Nada de eso quiere decir que la guerra sea la única manera de responder al desafio checheno. Sería bueno que Putin recordara que la primera guerra chechena, en la primera mitad del siglo XIX, se decantó de parte de Rusia cuando, desde 1851, la táctica de tierra quemada que habían utilizado Ermolov (de quien se ocupa Pío Baroja en «Juan Van Halen, el oficial aventurero») y sus sucesores fue sustituida, por el virrey Bariatinski por una política de mano tendida, con prohibición de represalias, construcción de infraestructuras y reconstrucción del destruido país. El propio líder checheno, el mítico imán Chamil, acabó entregándose y viviendo plácidamente en San Petesburgo. Seguramente lo que tendría que hacer Putin es intentar dividir a quienes se enfrentan a los rusos, que no forman un frente unido.
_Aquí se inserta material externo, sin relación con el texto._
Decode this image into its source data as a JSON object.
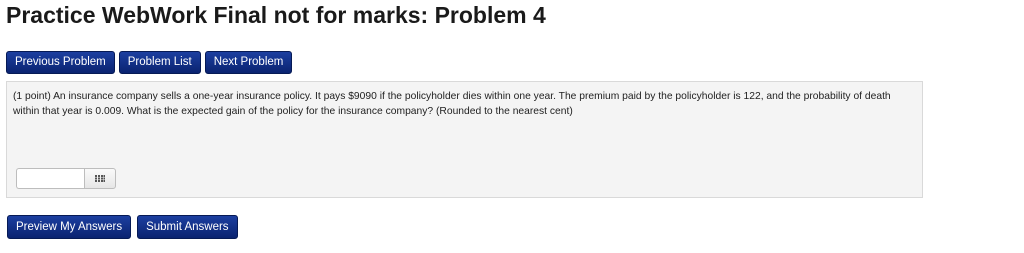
{
  "page": {
    "title": "Practice WebWork Final not for marks: Problem 4"
  },
  "nav": {
    "previous_label": "Previous Problem",
    "list_label": "Problem List",
    "next_label": "Next Problem"
  },
  "problem": {
    "text": "(1 point) An insurance company sells a one-year insurance policy. It pays $9090 if the policyholder dies within one year. The premium paid by the policyholder is 122, and the probability of death within that year is 0.009. What is the expected gain of the policy for the insurance company? (Rounded to the nearest cent)",
    "answer_value": "",
    "palette_icon": "grid-icon"
  },
  "actions": {
    "preview_label": "Preview My Answers",
    "submit_label": "Submit Answers"
  },
  "colors": {
    "button_bg": "#0a2370",
    "problem_bg": "#f4f4f4"
  }
}
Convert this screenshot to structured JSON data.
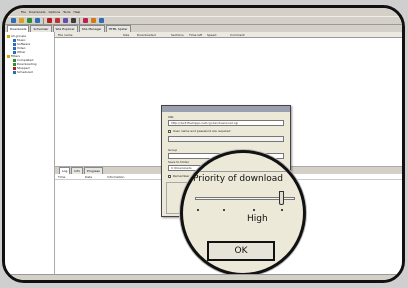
{
  "menu": [
    "File",
    "Downloads",
    "Options",
    "Tools",
    "Help"
  ],
  "toolbar": {
    "buttons": [
      {
        "icon": "add-icon",
        "color": "#2c6db5"
      },
      {
        "icon": "open-icon",
        "color": "#d9a21b"
      },
      {
        "icon": "play-icon",
        "color": "#2e8b2e"
      },
      {
        "icon": "pause-icon",
        "color": "#2c6db5"
      },
      {
        "icon": "stop-icon",
        "color": "#b02020"
      },
      {
        "icon": "delete-icon",
        "color": "#c03030"
      },
      {
        "icon": "scheduler-icon",
        "color": "#6a4bb0"
      },
      {
        "icon": "settings-icon",
        "color": "#3a3a3a"
      },
      {
        "icon": "site-explorer-icon",
        "color": "#c02050"
      },
      {
        "icon": "spider-icon",
        "color": "#d27b14"
      },
      {
        "icon": "help-icon",
        "color": "#2c6db5"
      }
    ]
  },
  "tabs": [
    "Downloads",
    "Scheduler",
    "Site Explorer",
    "Site Manager",
    "HTML Spider"
  ],
  "sidebar": {
    "items": [
      {
        "label": "All groups",
        "level": 0,
        "color": "#d9a21b"
      },
      {
        "label": "Music",
        "level": 1,
        "color": "#2c6db5"
      },
      {
        "label": "Software",
        "level": 1,
        "color": "#2c6db5"
      },
      {
        "label": "Video",
        "level": 1,
        "color": "#2c6db5"
      },
      {
        "label": "Other",
        "level": 1,
        "color": "#2c6db5"
      },
      {
        "label": "Filters",
        "level": 0,
        "color": "#d9a21b"
      },
      {
        "label": "Completed",
        "level": 1,
        "color": "#2e8b2e"
      },
      {
        "label": "Downloading",
        "level": 1,
        "color": "#2e8b2e"
      },
      {
        "label": "Stopped",
        "level": 1,
        "color": "#b02020"
      },
      {
        "label": "Scheduled",
        "level": 1,
        "color": "#2c6db5"
      }
    ]
  },
  "columns": [
    {
      "label": "File name"
    },
    {
      "label": "Size"
    },
    {
      "label": "Downloaded"
    },
    {
      "label": "Sections"
    },
    {
      "label": "Time left"
    },
    {
      "label": "Speed"
    },
    {
      "label": "Comment"
    }
  ],
  "bottom_tabs": [
    "Log",
    "Info",
    "Progress"
  ],
  "log_columns": [
    "Time",
    "Date",
    "Information"
  ],
  "dialog": {
    "url_label": "URL",
    "url_value": "http://dw3.filehippo.net/cgi-bin/download.cgi",
    "auth_label": "User name and password are required",
    "group_label": "Group",
    "save_label": "Save to folder",
    "save_value": "C:\\Downloads",
    "checkbox_label": "Remember",
    "priority_label": "Priority of download",
    "priority_value": "High",
    "ok_label": "OK"
  }
}
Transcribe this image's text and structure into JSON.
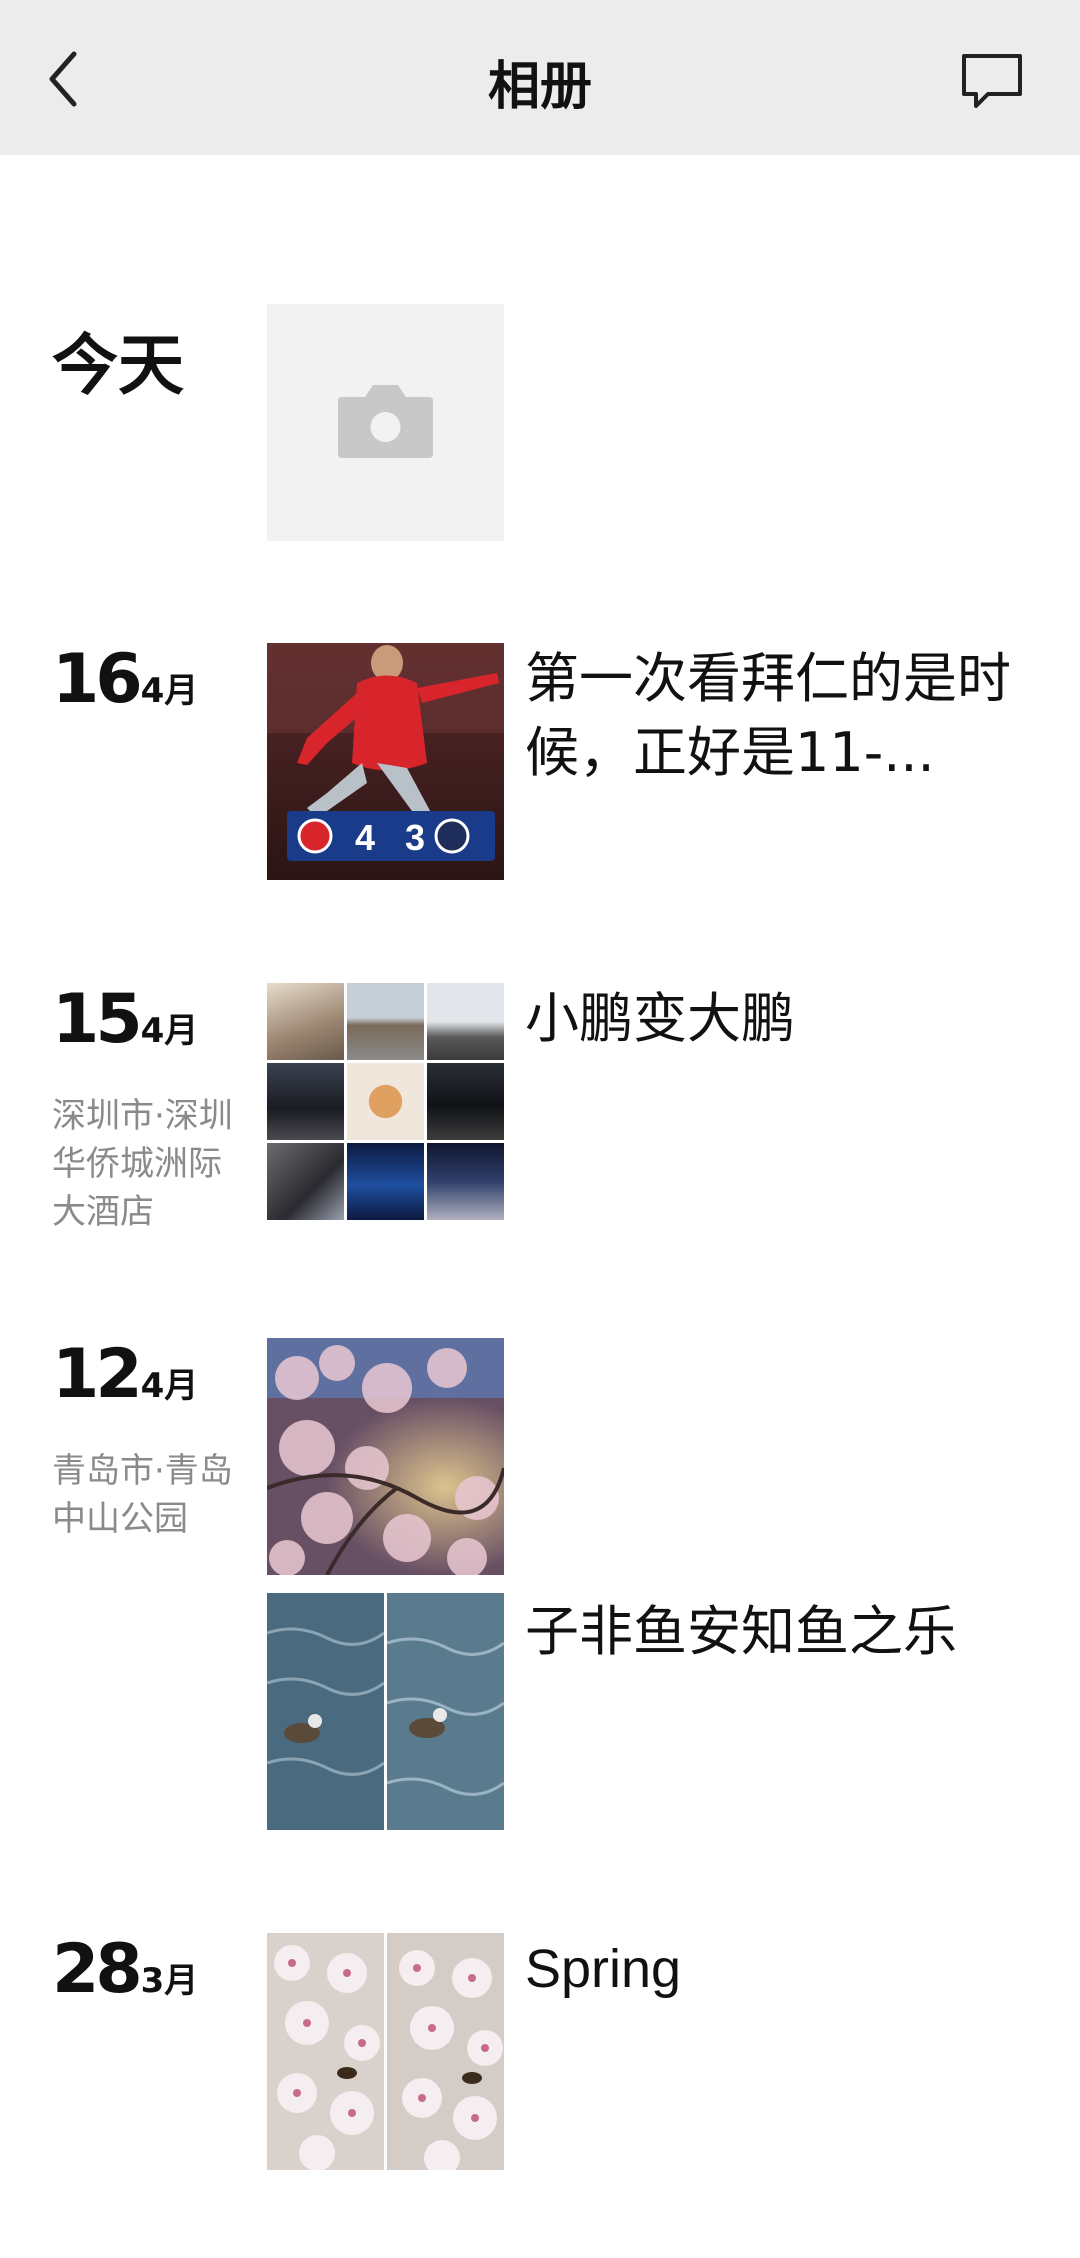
{
  "nav": {
    "back_icon": "chevron-left-icon",
    "title": "相册",
    "message_icon": "message-icon"
  },
  "entries": [
    {
      "day": "今天",
      "upload_icon": "camera-icon"
    },
    {
      "day": "16",
      "month": "4月",
      "caption": "第一次看拜仁的是时候，正好是11-..."
    },
    {
      "day": "15",
      "month": "4月",
      "location": "深圳市·深圳华侨城洲际大酒店",
      "caption": "小鹏变大鹏"
    },
    {
      "day": "12",
      "month": "4月",
      "location": "青岛市·青岛中山公园",
      "caption": "子非鱼安知鱼之乐"
    },
    {
      "day": "28",
      "month": "3月",
      "caption": "Spring"
    }
  ],
  "thumb_texts": {
    "score_home": "4",
    "score_away": "3"
  }
}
Fue también ésa la táctica que usaron los zares hace siglo y medio, como se comprueba en «Hadjí Murat», una deliciosa obra de León Tolstoi, en la que refleja sus vivencias en el Cáucaso, donde cumplió su servicio militar, a mediados del siglo XIX. Putin podría tratar de entenderse con los nacionalistas seculares, dirigidos por Maskhadov, el último presidente checheno elegido libremente, continuando al mismo tiempo la lucha contra los fundamentalistas que dirige Basayev, con los que no cabe ningún entendimiento. En contra de lo que se cree en Occidente una buena parte del pueblo checheno no comparte las tesis de los fundamentalistas que, como ha escrito recientemente un especialista, Ben Wheterall, son tan poco gratos para los chechenos como las fuerzas federales rusas.